Which brings me to those two particular quotations from Friday. Most came from newspapers. While those newspapers survived in Massachusetts libraries, I don’t think they’d yet been collected in complete runs (much less turned into a digital database). Few, if any, historians had read through all the issues of the late 1760s to find all mentions of Liberty Tree. As for the two quotes from John Rowe’s diary, that document wasn’t published until 1895.
So that leaves two items from my Friday list: the reports to London from Gov. Francis Bernard and the Customs Commissioners, describing “a Flag-Staff, which went through the Tree, and a good deal above the Top of the Tree,” and “a red flag.” Those documents were printed in 1769, having been leaked in London. The resulting pamphlet remained in Boston’s archives, much easier to find and read than the newspapers.
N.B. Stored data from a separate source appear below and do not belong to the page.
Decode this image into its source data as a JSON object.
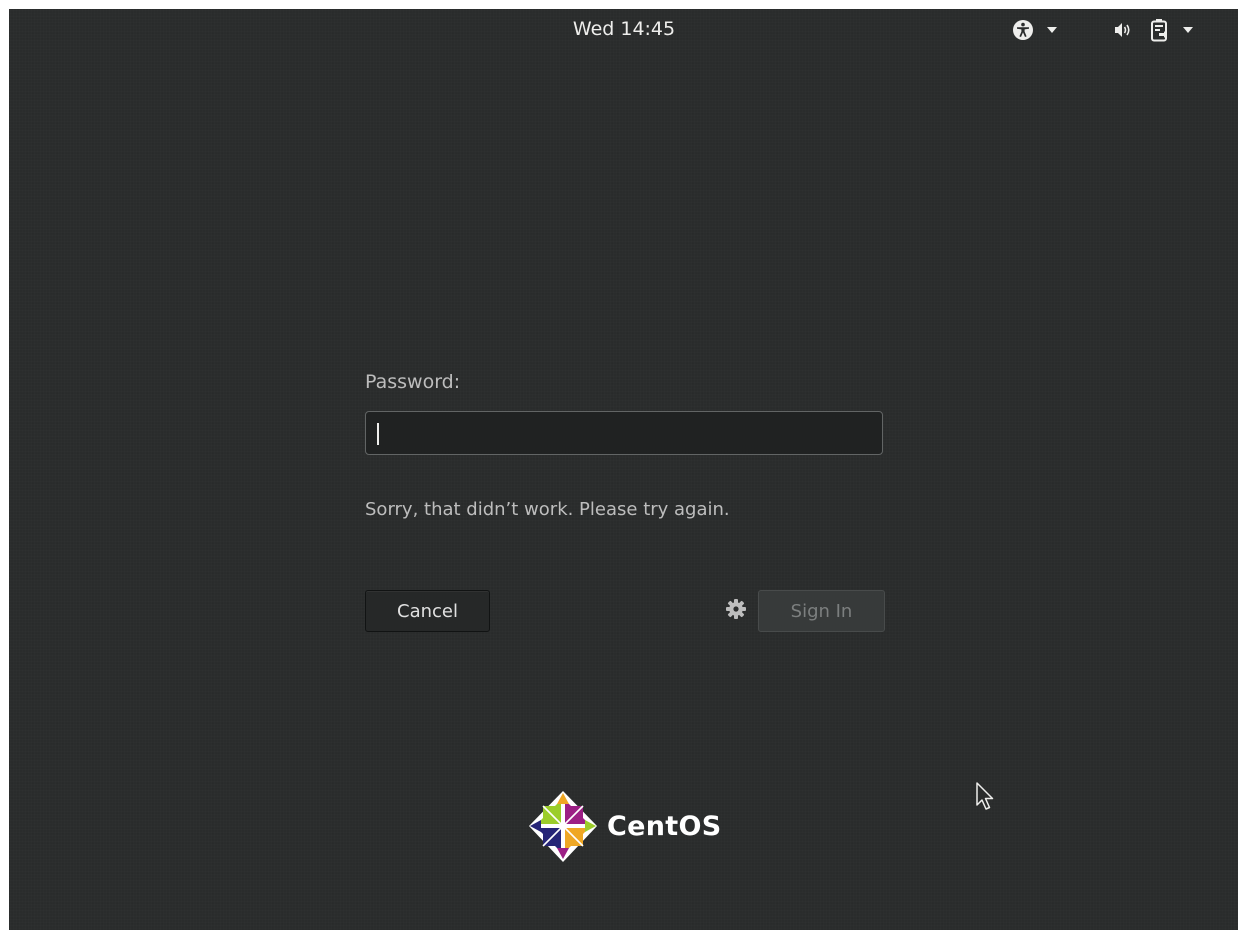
{
  "top_bar": {
    "clock": "Wed 14:45",
    "icons": [
      "accessibility-icon",
      "dropdown-arrow-icon",
      "volume-icon",
      "battery-icon",
      "dropdown-arrow-icon"
    ]
  },
  "login": {
    "password_label": "Password:",
    "password_value": "",
    "error_message": "Sorry, that didn’t work. Please try again.",
    "cancel_label": "Cancel",
    "sign_in_label": "Sign In",
    "session_icon": "gear-icon"
  },
  "branding": {
    "logo_text": "CentOS"
  },
  "colors": {
    "background": "#2a2c2c",
    "text": "#bdbdbd",
    "input_background": "#202222",
    "sign_in_disabled": "#7c7f7f",
    "logo_green": "#9ccd2a",
    "logo_orange": "#efa724",
    "logo_blue": "#262577",
    "logo_purple": "#9c1f85"
  }
}
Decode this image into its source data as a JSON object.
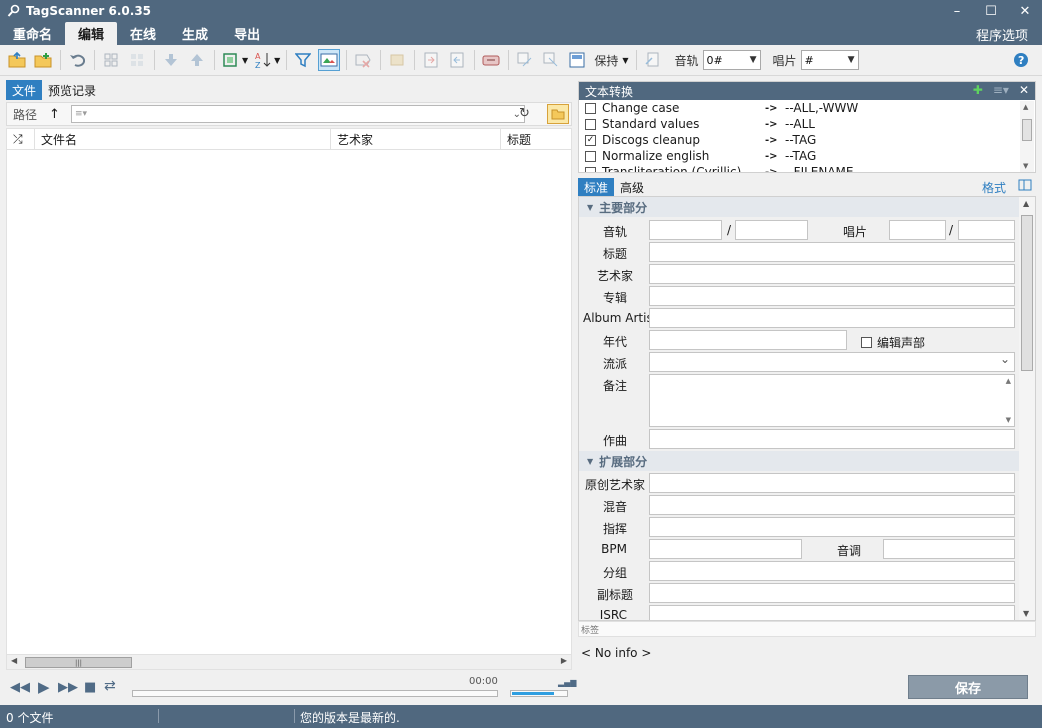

The historian Richard Frothingham drew on that source for his 1865 Life and Times of Joseph Warren. On page 61, he wrote, “A red flag was now hoisted above Liberty Tree,” and, “there was a larger assemblage at Liberty Tree, over which still waved the red flag, than had ever been seen in the town.” Though Frothingham noted Union flags at other Whig demonstrations, that page contains his only description of a flag at Liberty Tree. George H. Preble’s History of the Flag of the United States (1872) offered the same information, probably based on Frothingham.
Thus, the best-informed Americans during the Centennial of 1876 and through 1893 probably all thought that the flag at Liberty Tree was red—not, as in most of the newspaper reports from the 1760s, a British Union flag. Which certainly made it easier to believe that a certain red-and-white, seven-feet-by-thirteen banner was that flag.